De gedenkcedels zijn de z.g. Tephillin, twee zwartlederen „gebedsriemen”, welke de Joden bij het bidden gebruiken.

De een, die aan het voorhoofd bevestigd wordt, bevat 4 strooken perkament, waarop voluit geschreven staan de woorden van Ex. 13 : 2—10, 11—16, Deut. 6 : 4—9, 11 : 13—21; de ander, die aan den linkerarm boven het hart bevestigd wordt, bevat op één strook perkament dezelfde teksten. Voor deze gewoonte, waaraan tot op dezen dag in orthodoxe Joodsche kringen wordt vastgehouden, beroept men zich zonder eenigen grond op Ex. 13 : 9, 16, Deut. 6 : 8, 11 : 18.

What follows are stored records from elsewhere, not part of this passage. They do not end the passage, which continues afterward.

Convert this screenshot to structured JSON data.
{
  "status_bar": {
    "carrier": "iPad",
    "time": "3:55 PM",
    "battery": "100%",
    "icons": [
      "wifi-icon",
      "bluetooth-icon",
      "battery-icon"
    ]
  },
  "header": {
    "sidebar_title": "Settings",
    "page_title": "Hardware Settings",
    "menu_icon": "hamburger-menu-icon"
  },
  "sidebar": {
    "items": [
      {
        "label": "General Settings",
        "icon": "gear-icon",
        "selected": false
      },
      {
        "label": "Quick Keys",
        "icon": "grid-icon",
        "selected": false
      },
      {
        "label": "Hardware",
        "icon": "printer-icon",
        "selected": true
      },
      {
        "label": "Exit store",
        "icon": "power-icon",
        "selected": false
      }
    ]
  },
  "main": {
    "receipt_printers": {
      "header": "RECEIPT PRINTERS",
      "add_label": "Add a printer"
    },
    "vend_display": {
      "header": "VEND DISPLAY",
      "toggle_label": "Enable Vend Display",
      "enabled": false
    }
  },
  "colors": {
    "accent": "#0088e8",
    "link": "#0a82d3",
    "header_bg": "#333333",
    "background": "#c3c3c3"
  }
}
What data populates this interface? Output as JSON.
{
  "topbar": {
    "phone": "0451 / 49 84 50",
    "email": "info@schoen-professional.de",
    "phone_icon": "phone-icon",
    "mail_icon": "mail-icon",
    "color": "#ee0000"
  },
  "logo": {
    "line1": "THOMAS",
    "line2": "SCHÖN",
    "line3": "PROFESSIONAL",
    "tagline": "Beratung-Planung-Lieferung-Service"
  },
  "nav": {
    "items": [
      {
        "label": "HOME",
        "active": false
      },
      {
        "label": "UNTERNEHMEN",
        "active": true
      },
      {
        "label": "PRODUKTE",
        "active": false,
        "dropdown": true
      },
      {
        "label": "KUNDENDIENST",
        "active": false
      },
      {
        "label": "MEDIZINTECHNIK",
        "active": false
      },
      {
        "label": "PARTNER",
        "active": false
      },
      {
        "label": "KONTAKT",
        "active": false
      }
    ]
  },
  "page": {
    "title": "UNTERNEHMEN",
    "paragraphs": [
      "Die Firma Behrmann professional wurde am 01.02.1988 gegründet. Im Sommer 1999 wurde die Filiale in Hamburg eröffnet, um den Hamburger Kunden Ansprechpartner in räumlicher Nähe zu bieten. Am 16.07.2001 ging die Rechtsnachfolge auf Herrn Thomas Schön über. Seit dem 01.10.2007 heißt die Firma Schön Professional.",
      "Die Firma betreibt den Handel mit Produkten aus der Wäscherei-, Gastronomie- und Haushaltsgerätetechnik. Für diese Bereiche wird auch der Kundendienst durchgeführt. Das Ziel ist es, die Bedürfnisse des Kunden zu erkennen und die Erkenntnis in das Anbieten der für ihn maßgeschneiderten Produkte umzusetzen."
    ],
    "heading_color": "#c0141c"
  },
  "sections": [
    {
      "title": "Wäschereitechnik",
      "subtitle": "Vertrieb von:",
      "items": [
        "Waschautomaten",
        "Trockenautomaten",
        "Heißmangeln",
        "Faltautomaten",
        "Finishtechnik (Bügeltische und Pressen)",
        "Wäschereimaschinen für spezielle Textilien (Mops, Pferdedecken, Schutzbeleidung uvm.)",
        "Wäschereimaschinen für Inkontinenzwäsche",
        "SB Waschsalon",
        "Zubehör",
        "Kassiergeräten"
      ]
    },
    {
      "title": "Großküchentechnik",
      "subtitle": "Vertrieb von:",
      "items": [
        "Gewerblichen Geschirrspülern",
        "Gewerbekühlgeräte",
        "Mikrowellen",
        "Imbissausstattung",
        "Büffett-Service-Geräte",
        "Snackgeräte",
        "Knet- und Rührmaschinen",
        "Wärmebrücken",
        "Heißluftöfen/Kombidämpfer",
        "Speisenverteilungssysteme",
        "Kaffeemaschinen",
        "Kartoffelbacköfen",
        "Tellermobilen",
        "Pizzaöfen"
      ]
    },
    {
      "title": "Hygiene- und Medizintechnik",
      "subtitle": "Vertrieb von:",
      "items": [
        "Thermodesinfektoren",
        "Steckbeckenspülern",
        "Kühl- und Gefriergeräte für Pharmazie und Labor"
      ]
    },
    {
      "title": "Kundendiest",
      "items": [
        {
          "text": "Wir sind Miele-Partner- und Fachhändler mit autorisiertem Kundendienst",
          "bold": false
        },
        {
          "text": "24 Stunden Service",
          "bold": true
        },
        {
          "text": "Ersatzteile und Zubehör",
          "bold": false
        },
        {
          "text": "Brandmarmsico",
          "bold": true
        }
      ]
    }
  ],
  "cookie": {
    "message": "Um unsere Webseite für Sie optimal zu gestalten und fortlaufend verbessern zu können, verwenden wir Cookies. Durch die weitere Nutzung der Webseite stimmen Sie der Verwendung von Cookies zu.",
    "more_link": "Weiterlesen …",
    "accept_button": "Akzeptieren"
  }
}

De zoomen der kleederen waren franjes (kwasten) met blauwe snoertjes, 4 in getal, die aan het einde van het opperkleed werden gedragen, naar het voorschrift in Num. 15 : 38, Deut. 22 : 12. Om van de menschen gezien te worden, maakten de Farizeën de gedenkcedels breeder en de zoomen der kleederen grooter dan gewoonte was.